Most of us will chew gum after meals to freshen our breath, but what if you could lose weight from chewing gum?
The act of chewing sends signals to the brain to release appetite hormones into the bloodstream that tell the body when it is full. That is why you should chew your food slowly to stimulate this hormone so you feel fuller on less food.
Exercise has a similar effect. When you exercise, hormones are released into the bloodstream that affect our appetites in a positive manner.
Tapping into this known piece of science, chemist Robert Doyle from the Syracuse University set out to experiment on this hormone to find ways to combat obesity and stimulate weight loss.
Published online in the American Chemical Society’s Journal of Medicinal Chemistry, this study talks about the hormone Human PYY, which regulates appetite and energy. The amount of PYY that is released increases with the number of calories consumed. Someone who is obese will have lower levels of PYY than their non-obese counterparts. The higher the levels of PYY in the bloodstream, the less food you’ll consume.

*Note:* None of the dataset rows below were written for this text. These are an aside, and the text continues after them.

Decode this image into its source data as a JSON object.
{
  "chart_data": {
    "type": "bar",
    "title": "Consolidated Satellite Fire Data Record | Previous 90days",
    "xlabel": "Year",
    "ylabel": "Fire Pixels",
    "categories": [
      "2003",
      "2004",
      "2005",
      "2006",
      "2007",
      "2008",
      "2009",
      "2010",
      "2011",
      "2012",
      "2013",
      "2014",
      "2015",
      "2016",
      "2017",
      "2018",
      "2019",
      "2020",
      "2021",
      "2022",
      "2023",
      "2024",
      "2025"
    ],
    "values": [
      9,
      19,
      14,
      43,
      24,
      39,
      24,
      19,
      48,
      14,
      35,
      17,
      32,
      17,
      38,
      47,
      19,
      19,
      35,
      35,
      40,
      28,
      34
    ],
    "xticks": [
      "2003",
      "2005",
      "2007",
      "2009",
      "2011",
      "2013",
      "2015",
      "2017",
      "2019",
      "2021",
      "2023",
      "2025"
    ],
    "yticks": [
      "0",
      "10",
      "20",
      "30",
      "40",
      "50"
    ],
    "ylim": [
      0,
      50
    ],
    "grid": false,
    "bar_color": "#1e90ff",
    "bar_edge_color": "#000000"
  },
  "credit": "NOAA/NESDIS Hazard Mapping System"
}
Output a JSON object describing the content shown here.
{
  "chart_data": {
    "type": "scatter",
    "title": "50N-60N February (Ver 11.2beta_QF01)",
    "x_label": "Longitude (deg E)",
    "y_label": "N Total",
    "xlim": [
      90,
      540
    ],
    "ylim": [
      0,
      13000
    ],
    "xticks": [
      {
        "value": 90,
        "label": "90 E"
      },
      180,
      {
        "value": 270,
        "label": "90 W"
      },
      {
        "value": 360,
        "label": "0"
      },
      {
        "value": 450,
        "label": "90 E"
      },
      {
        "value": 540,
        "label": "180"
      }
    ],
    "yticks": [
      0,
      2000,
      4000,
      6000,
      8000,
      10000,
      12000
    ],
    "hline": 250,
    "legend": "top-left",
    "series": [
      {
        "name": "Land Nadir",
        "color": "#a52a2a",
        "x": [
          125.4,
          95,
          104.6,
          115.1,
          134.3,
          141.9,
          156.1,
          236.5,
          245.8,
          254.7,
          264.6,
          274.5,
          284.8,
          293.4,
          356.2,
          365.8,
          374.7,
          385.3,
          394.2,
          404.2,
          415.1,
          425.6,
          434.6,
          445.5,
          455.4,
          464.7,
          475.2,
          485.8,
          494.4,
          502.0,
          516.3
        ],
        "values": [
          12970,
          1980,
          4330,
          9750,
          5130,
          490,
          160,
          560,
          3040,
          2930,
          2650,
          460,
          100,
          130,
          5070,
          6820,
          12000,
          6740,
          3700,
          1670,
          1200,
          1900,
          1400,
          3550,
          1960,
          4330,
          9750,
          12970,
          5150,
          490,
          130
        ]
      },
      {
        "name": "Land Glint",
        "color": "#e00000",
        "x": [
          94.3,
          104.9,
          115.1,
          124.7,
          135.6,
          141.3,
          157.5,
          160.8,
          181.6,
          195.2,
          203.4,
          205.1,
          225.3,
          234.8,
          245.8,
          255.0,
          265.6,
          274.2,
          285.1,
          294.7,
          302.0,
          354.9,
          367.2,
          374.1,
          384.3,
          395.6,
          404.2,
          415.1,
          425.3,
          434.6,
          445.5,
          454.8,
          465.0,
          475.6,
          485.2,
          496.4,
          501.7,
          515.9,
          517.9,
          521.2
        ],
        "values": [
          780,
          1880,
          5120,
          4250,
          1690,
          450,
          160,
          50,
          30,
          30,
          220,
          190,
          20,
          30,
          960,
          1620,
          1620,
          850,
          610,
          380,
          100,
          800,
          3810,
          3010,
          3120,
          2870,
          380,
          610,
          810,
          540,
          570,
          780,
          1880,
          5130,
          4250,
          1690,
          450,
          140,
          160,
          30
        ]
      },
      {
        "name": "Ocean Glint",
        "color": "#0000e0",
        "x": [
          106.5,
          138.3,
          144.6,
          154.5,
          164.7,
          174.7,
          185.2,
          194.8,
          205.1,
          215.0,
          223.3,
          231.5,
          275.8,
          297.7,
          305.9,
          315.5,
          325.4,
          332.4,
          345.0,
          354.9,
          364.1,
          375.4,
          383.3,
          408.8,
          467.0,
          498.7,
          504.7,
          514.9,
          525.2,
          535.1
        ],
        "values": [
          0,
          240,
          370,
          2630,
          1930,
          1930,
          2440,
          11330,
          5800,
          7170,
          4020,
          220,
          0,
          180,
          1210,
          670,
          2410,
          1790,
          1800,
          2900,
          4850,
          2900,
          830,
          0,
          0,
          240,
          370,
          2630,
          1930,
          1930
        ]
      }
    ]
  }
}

“PYY is an appetite-suppressing hormone,” Doyle says. “But, when taken orally, the hormone is destroyed in the stomach and that which isn’t destroyed has difficulty crossing into the bloodstream through the intestines.”
The challenge Doyle faces is finding a pathway for PYY to enter the body unharmed so it can do its job. Doyle has used B12 in the past as a method of delivering another appetite hormone – insulin.
“Phase one of this study was to show that we could deliver a clinically relevant amount of PYY into the bloodstream,” Doyle says. “We did that, and we are very excited by the results.”
Doyle plans to try this B12-PYY system in chewing gum as a nutritional supplement to help people lose weight.
“If we are successful, PYY-laced gum would be a natural way to help people lose weight,” he says. “They could eat a balanced meal, then chew a stick of gum. The PYY supplement would begin to kick in about three to four hours later, decreasing their appetite as they approach their next meal.”
Syracuse University. “Chew gum, lose weight? Hormone that helps people feel ‘full’ after eating can be delivered into bloodstream orally.” ScienceDaily, 21 Nov. 2011. Web. 24 Nov. 2011.